Garde: Les manifestations antigouvernementales souffrent de la perte

La Garde révolutionnaire islamique d'Iran (IRGC) affirme que les manifestations antigouvernementales, pour lesquelles les promoteurs extérieurs sont blâmés, ont souffert “moins”. À la conférence de dimanche, ce garde a déclaré que le peuple révolutionnaire iranien “, ainsi que des dizaines de milliers de forces militaires, de la police et du renseignement, ont brisé la chaîne des émeutes créées... par les [...]
Dans la déclaration de dimanche, ce garde a déclaré que le peuple révolutionnaire iranien <x0-fort, ainsi que des dizaines de milliers de forces militaires, de police et de renseignement, ont brisé la chaîne des émeutes créées... par les États-Unis, la Grande-Bretagne”, l'Arabie saoudite, les militants et les monarchistes.
Cette annonce a été publiée après que le Parlement iranien a tenu une séance à huis clos pour discuter des manifestations antigouvernementales, qui ont inclus ce pays depuis plus d'une semaine.
La session parlementaire a été convoquée par le groupe réformiste de législateurs, qui ont interrogé les responsables de la sécurité et du renseignement sur les causes du soulèvement, que le gouvernement iranien a également blâmé à des étrangers.
Le site Internet du Parlement iranien a signalé que des législateurs ont interrogé le ministre de l'Intérieur Abdolrahman Fazli, le ministre du renseignement Mahmoud Alavi et le haut fonctionnaire du Conseil de sécurité national suprême Ali Shamkhani.
Certains législateurs ont exprimé leur inquiétude au sujet du contrôle d'Internet, qui a été mis en œuvre au milieu des émeutes, y compris l'interdiction de l'application la plus populaire de l'Iran, le télégramme, que les responsables iraniens ont dit avoir utilisé pour inciter à la violence.
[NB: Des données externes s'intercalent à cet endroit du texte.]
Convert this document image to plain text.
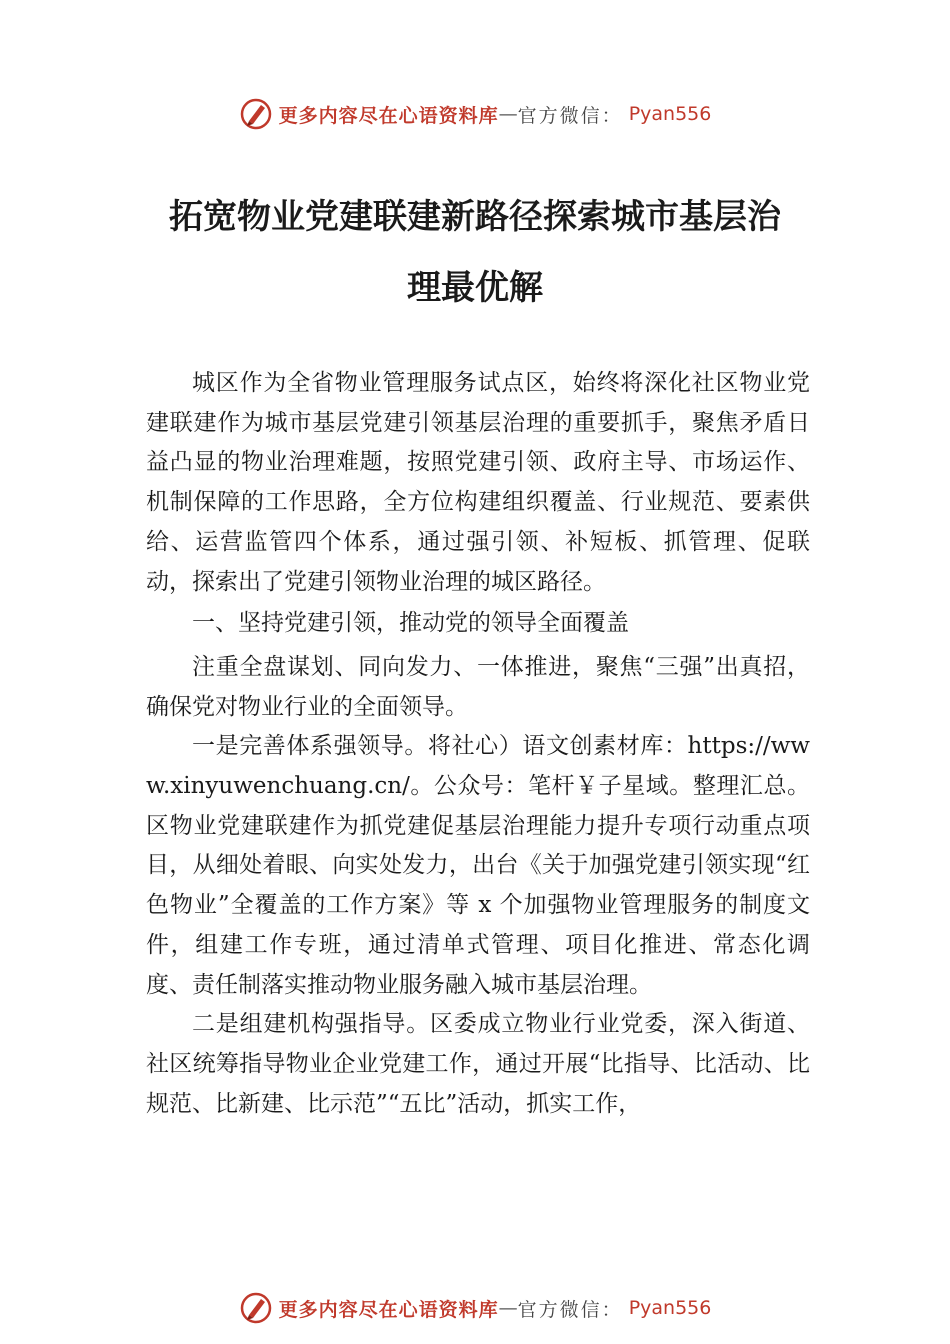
更多内容尽在心语资料库 — 官方微信： Pyan556
拓宽物业党建联建新路径探索城市基层治
理最优解

城区作为全省物业管理服务试点区，始终将深化社区物业党建联建作为城市基层党建引领基层治理的重要抓手，聚焦矛盾日益凸显的物业治理难题，按照党建引领、政府主导、市场运作、机制保障的工作思路，全方位构建组织覆盖、行业规范、要素供给、运营监管四个体系，通过强引领、补短板、抓管理、促联动，探索出了党建引领物业治理的城区路径。

一、坚持党建引领，推动党的领导全面覆盖

注重全盘谋划、同向发力、一体推进，聚焦“三强”出真招，确保党对物业行业的全面领导。

一是完善体系强领导。将社心）语文创素材库：https://www.xinyuwenchuang.cn/。公众号：笔杆￥子星域。整理汇总。区物业党建联建作为抓党建促基层治理能力提升专项行动重点项目，从细处着眼、向实处发力，出台《关于加强党建引领实现“红色物业”全覆盖的工作方案》等 x 个加强物业管理服务的制度文件，组建工作专班，通过清单式管理、项目化推进、常态化调度、责任制落实推动物业服务融入城市基层治理。

二是组建机构强指导。区委成立物业行业党委，深入街道、社区统筹指导物业企业党建工作，通过开展“比指导、比活动、比规范、比新建、比示范”“五比”活动，抓实工作，

更多内容尽在心语资料库 — 官方微信： Pyan556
“Le Parlement n'est pas en faveur du maintien du filtrage par télégramme, mais doit se consacrer à ne pas l'utiliser comme outil par les ennemis du peuple iranien”, a déclaré le porte-parole parlementaire Behrouz Nemati.
Près d'un tiers des 80 millions d'Iraniens utilisent l'application Telegram comme source d'information et comme moyen de contourner les médias étatiques de haut niveau.
Les États-Unis et Israël ont exprimé leur soutien aux manifestants, mais ont rejeté les accusations de les inciter.
Les médias iraniens ont diffusé dimanche des images en direct du cinquième jour de rassemblements soutenus par le gouvernement, qui sont organisés par les autorités.
Les médias d'État ne signalent pas de manifestations anti-gouvernementales.
Mais, Radio Free Europe/Radio Freedom, a reçu des informations fiables selon lesquelles les manifestations se sont poursuivies samedi dans au moins neuf villes d'Iran, dont la capitale Téhéran, où des images des médias sociaux montrent des rassemblements, malgré la grande présence des forces de police.
Radio Farda, opérant au sein de Radio Free Europe, a reçu des informations fiables de sources iraniennes, sur des manifestations durant la nuit, contre la domination du clergé dans ce pays, dans les villes de Takesan, Arak, Masjed Solemani, Mashhad, Qazvin, Rast, Lahiyan et Khomen, ville natale d'Aiothlah Khomeni, fondateur de la République islamique d'Iran.